355 500 произведений, 25 200 авторов.

Электронная библиотека книг » Питер Бенсон » Две коровы и фургон дури » Текст книги (страница 14)
Две коровы и фургон дури
  • Текст добавлен: 21 октября 2016, 21:29

Текст книги "Две коровы и фургон дури"


Автор книги: Питер Бенсон



сообщить о нарушении

Текущая страница: 14 (всего у книги 15 страниц)

Глава 27

Спайку не потребовалось десяти минут, чтобы смыться. Он пулей вылетел из трейлера – мистер Эванс не успел даже двор перейти.

– Ну все, – бормотал он на ходу, – с меня хватит.

Он схватил свой мопед, вытолкал его со двора на дорогу, запрыгнул на него, изо всех сил дергая за ручку, и погнал прочь, не оглядываясь.

– Куда ты? – крикнул я ему вслед, но мои слова проглотила пустота, и они растаяли в воздухе. Я стоял как дурак у разбитого окна, а в воздухе еще витал запах дыма, да надрывалась собака где-то вдалеке. – Спайк!

Нет ответа.

– Вернись!

Ага, держи карман шире. Он даже не снизил скорость.

Я вышел во двор. Мистер Эванс стоял на своем крыльце. Он похлопал рукой по винтовке, цокнул языком и сказал:

– Похоже, твой друг сильно напугался, – надеюсь, больше он сюда не вернется.

– Как бы то ни было, Спайк был моим другом, – понуро пробормотал я. – Может, он и полный идиот, но вообще-то он не такой уж плохой. Правда.

– Ты серьезно так считаешь?

– Да.

– И после всего, что тут у меня произошло, думаешь, твое мнение что-то значит?

– Думаю, да.

Он покачал головой:

– Если бы я не всадил тому негодяю пулю в зад, я бы сейчас уже звонил в полицию. И я бы попросил их, чтобы они впаяли тебе по полной.

– Ну и что же вы?

– Что?

– Что же вы не звоните в вашу гребаную полицию?

Он посмотрел на меня, как будто я его ударил.

– Ты… – В горле у него засвистело. – А я думал, что ты неплохой парень. Я думал, что могу на тебя рассчитывать… Я думал, мы с тобой сработаемся…

– Но я…

– Не смей мне возражать! Не смей, понял?! – Он взглянул на часы и постучал ногтем по циферблату. – У тебя осталось пятьдесят пять минут. – Он повернулся, вошел в дом и сильно хлопнул дверью.

Я немного постоял, рассматривая дверь. Вообще-то ее следовало подновить, краска-то вон как облупилась. Я сам мог бы покрасить ее когда-нибудь – взять кисточку, глянцевые белила и провести пару часов, наводя марафет. Но было поздно. Слишком поздно. Время ускользнуло от меня, время, как скользкий угорь, вывернулось из рук, и все, что мне осталось, – пустая ловушка.

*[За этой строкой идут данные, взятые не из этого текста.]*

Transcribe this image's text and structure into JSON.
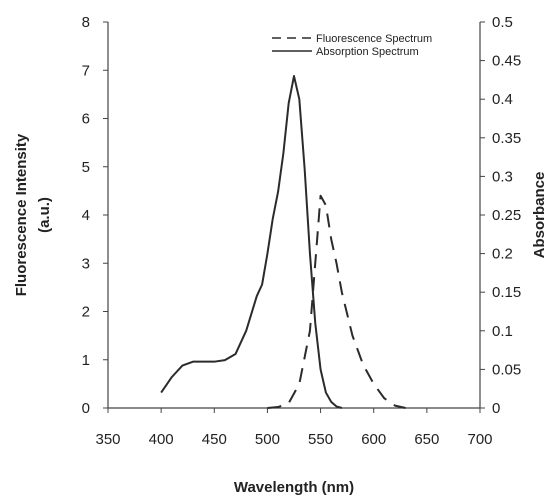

Я собрал вещи и запихнул их в рюкзак за десять минут. Закончив сборы, я остановился на пороге и бросил прощальный взгляд на свой трейлер. Постель, на которой мы с Сэм когда-то провели ночь, выглядела мертвой и пустой, стол у окна был завален битым стеклом. Окурок Спайка догорел до фильтра. Я вынул его из пепельницы, раздавил пепел на кончике сигареты и выкинул в окно. Затем подобрал с пола свой рюкзак, отнес его к мотоциклу и привязал к багажнику. Голубоватый свет телевизора, падающий из окна гостиной мистера Эванса, мерцал и трепетал на земле двора, и на секунду я увидел в комнате его тень. Затем лицо старика появилось в окне, руки сложены вокруг глаз, чтобы лучше видеть, что происходит снаружи. Я знал, что он меня заметил, возможно, даже хотел сказать мне что-нибудь на прощание, но он лишь отвернулся, отошел от окна и резко задернул занавеску. Ни «до свидания», ни «спокойной ночи». Даже не кивнул. Я понимаю, что ничего другого и не заслужил, но, когда я выезжал со двора, мне стало невыносимо грустно. Неужели я не могу продержаться на одном месте дольше нескольких месяцев? Ферма мистера Эванса – это лишь последняя точка в долгой цепи неудач, а я – самый обыкновенный гребаный неудачник, которого угораздило оказаться посреди всей этой гребаной фигни. Вот с такими невеселыми мыслями ехал я домой, ни одной приятной мыслишки в голову не приходило. Сожаления, потери и разлуки, да еще и Сэм все лежит в постели, а ее голова блуждает незнамо где, точно лодка, которую относит от причала. Сначала волны начинают играть с упавшим в воду причальным канатом, легонько дергая, проверяя на крепость, а потом лодку подхватывает течение и медленно-медленно выносит из бухты в открытое море. И вот уже за кормой вода бурлит и пенится, морщится вдоль боков, а безжалостный ветер сердито толкает лодку то в одну сторону, то в другую. Проезжая через Столи, мимо мельницы, я клял ветер на чем свет стоит и выкрикивал имя Сэм. Я кричал, и плакал, и снова кричал, и, видно, слишком плохо следил за дорогой, потому что мотоцикл вдруг повело, да так сильно, что я едва смог его выправить. За мостом я остановился, уложил байк на обочину, вошел на мост и остановился посередине реки, глядя в воду.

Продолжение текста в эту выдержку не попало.